Case Studies

JANUARY 01, 2004
Lauren S. Schlesselman, PharmD
Case Studies CASESTUDIES  

Lauren S. Schlesselman, PharmD  


    HM, a 55-year-old obese African-American female, presents to the pharmacy to obtain refills on her lisinopril and atorvastatin prescriptions. She is well known to the pharmacist because she often picks up prescriptions for her sister. HM's sister is unable to come for her own prescriptions because she is confined to a wheelchair due to severe peripheral vascular disease.  

    When picking up her medications, HM asks to speak with the pharmacist. She has just used the pharmacy's blood pressure machine, and she wants to know whether a blood pressure of 160/95 mm Hg is normal. While in the consultation area, HM mentions to the pharmacist that she has an appointment this week with her physician. Before her appointment, she also must have blood work done, including a fasting glucose test. She does not understand why she needs a fasting glucose test.  

    Why is HM at risk for type 2 diabetes?  


    HM returns to the pharmacy to have new prescriptions filled for her sister. Her sister's insulin regimen will now consist of separate regular and NPH insulins. She was previously receiving them in a premixed preparation.  

    Because HM helps her sister inject the insulin, she has questions for the pharmacist. HM does not understand why her sister can no longer use the premixed preparation. The pharmacist explains that the premixed product does not allow the flexibility of dosing that the new regimen provides. HM is very upset that she now will have to give her sister 2 injections, rather than the 1 injection she administered previously. She admits that the doctor told her she could mix the 2 insulins in the same syringe. Since she does not remember in which order he said to draw them up, she resigns herself to giving separate injections.  

    The pharmacist offers to teach HM the correct order in which to draw up the insulins.  
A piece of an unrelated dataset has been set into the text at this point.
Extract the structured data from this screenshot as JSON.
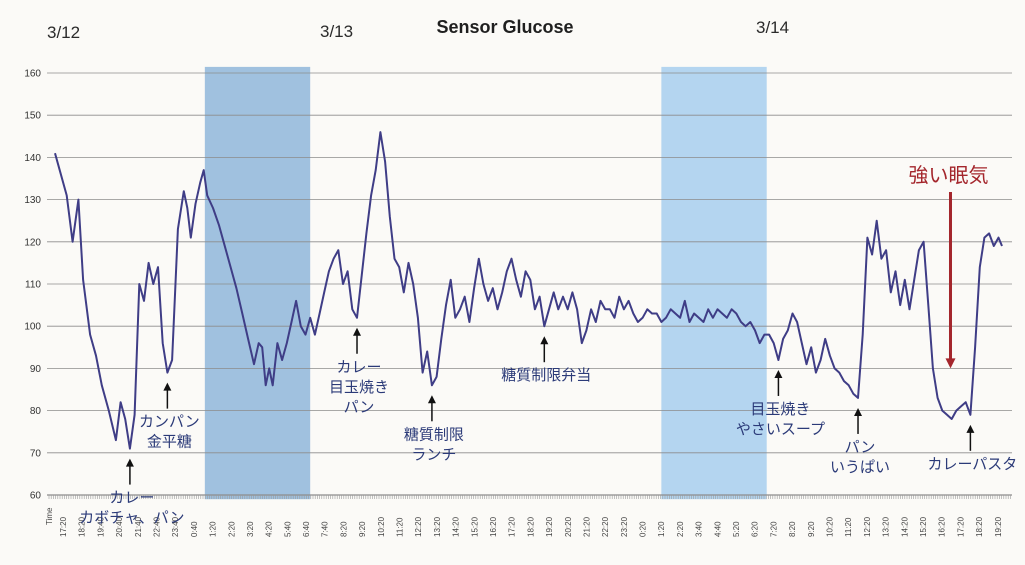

    In what order should the insulins be drawn up into a syringe?  


    DR, a district supervisor for a retail pharmacy chain, receives an urgent phone call from a pharmacy manager. When DR arrives at the store, the pharmacy manager explains that she is concerned that a pharmacist in the store may be abusing narcotics. When she started noticing narcotics missing during the monthly inventory, she began monitoring the other pharmacists. She noticed that 1 pharmacist often had small pupils, was markedly drowsy, and frequently scratched his face. The pharmacy manager wants DR to help her confront the pharmacist.  

    DR immediately removes the pharmacist in question from the pharmacy. He drives him to the hospital where a drug screen is performed. He informs the pharmacist that he is on administrative leave until the results are returned.  

    When the urine drug screen report comes back, it is positive for codeine and a small amount of morphine. DR calls the pharmacist to discuss the results. The pharmacist denies using any narcotic agents. He attempts to explain the report as the result of frequently ingesting poppy-seed bagels.  

    Should DR believe the pharmacist?